Well, Democrats see it rising in their quest to take back the House, but maybe not the Senate. New data which follows the post-Kavanaugh effect that motivated Republicans, now coupled with the post-“Bomb stuff” effect from last week and the Pittsburgh Synagogue shooting over the weekend have left a pretty unsettled electorate. Democrats are hoping that being unsettled will lead voters to search for a place to take out their angst, and they’re banking on that place being a vote against Trump on Election Day.
Two sets of stories, one from Politico and one from the Virginia-Pilot, now report that Democrats, who were feeling very uneasy at the beginning of last week, are starting to come around a little bit as polls continue to offer mixed results, but plenty of evidence that Dems are on track to control the House.
Despite wall-to-wall Trump campaigning, Republicans cannot even come close to overcoming the financial onslaught from Democratic candidates during this cycle.

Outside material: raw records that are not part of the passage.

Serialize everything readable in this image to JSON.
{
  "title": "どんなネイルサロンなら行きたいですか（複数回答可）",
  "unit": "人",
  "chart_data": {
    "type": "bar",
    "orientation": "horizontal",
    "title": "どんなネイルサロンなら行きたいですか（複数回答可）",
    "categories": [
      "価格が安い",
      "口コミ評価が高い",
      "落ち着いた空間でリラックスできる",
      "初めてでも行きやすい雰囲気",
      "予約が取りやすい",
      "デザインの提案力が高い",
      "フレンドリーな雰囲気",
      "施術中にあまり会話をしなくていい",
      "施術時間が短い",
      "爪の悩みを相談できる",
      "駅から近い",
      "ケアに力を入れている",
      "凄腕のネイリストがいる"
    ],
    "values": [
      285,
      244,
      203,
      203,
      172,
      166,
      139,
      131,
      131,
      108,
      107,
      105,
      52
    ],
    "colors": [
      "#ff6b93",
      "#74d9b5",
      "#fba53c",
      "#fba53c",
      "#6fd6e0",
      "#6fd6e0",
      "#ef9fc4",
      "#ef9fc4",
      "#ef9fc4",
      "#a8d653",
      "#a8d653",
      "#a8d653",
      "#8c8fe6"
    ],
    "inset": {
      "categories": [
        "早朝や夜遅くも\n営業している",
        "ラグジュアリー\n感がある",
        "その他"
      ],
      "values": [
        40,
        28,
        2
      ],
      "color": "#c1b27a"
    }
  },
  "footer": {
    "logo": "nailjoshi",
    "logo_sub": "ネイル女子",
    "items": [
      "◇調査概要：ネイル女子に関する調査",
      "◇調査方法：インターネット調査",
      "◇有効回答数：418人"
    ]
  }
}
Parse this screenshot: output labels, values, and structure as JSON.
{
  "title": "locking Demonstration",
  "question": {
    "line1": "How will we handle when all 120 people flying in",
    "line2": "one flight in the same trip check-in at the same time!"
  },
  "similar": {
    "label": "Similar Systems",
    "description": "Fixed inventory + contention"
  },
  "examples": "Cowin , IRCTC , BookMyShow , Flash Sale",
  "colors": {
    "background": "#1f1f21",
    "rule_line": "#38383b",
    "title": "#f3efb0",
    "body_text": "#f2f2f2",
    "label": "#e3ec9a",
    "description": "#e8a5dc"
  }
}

The numbers are astonishing for a midterm election, with Texas now becoming the most expensive Senate race in history. As PilotOnline reports, it’s not the “blue wave” Republicans should fear, it’s the “green wave”:
A surge in donations to Democrats has driven spending on the Nov. 6 election to nearly $5 billion across the nation, shattering the record for a congressional midterm, a nonpartisan research group reported Monday.
The report by the Center for Responsive Politics, which tracks campaign money, found that candidates and allied groups have spent $4.7 billion so far and will probably exceed $5.2 billion by the time the election season ends.
Democrats have far out-raised Republicans. In House contests, Democratic candidates have collected more than $951 million, while their Republican opponents have raised $637 million. In Senate races, Democrats have raised $513 million and Republicans $361 million.
“Whether you’re looking at donations from women, large donors, small donors, dark-money groups, parties or unions, the Democrats are seeing incredible success in fundraising this cycle,” said Sarah Bryner, the center’s research director.
“Whether that money will translate into success on Nov. 6 is an open question, given that money — while essential — is by no means the only factor governing electoral outcomes,” she said.
The previous record for midterm election spending, set four years ago, was $3.8 billion. Adjusted for inflation, that would be $4.1 billion.
Democrats can afford to spend a lot of money in close districts for the next 7 days, Republicans can’t. Democrats are motivated to vote, and they’re motivated to donate, the latter level of enthusiasm the GOP has yet to match this cycle, and at this point, the money race is over. Money doesn’t always buy elections, but it sure helps, especially in close races where turnout matters and a ground game on Election Day can be the difference in tight contests. Democrats are in better shape. That’s not to say Republicans are strapped for cash, but they aren’t rolling in it like many Democratic candidates are.
Politico reports that aside from the money advantage, which Democrats have held for the entire year, the general unease of voters may be swinging their direction in closing days:
Meanwhile, a pair of crises just a week out from Election Day — the massacre of 11 people in a Pittsburgh synagogue and the arrest of a suspect for mailing pipe bombs to a number of prominent Democratic politicians and others — have further unsettled the electorate just before the midterm vote.
“Everything suggests that we are a country that’s on edge, and I think that’s going to translate into participation,” said Jefrey Pollock, a Democratic pollster. “But the reality is that many voters in this country hold Donald Trump responsible for the divisive rhetoric these days.”
Some Republicans also acknowledged that their party’s “problems right now are with suburban women, and these developments in the last week affect them more than other demographic groups,” said Jason Roe, a Republican consultant. “It’s important for us to get them focused back on the key issues, the economy and immigration.”
Will voters blame the President for the current level of anger in the country concerning hot-button political issues? Democrats are hoping the answer is “yes”. On the other hand, we saw this story play out in 2016, where Democrats and several media outlets made similar accusations of Donald Trump sowing discourse and spewing heated rhetoric, only to go on and watch him win the Presidency.
Kavanaugh ignited Republicans, and Trump has tried to keep the fire burning, but can it last until next Tuesday? We’ll see.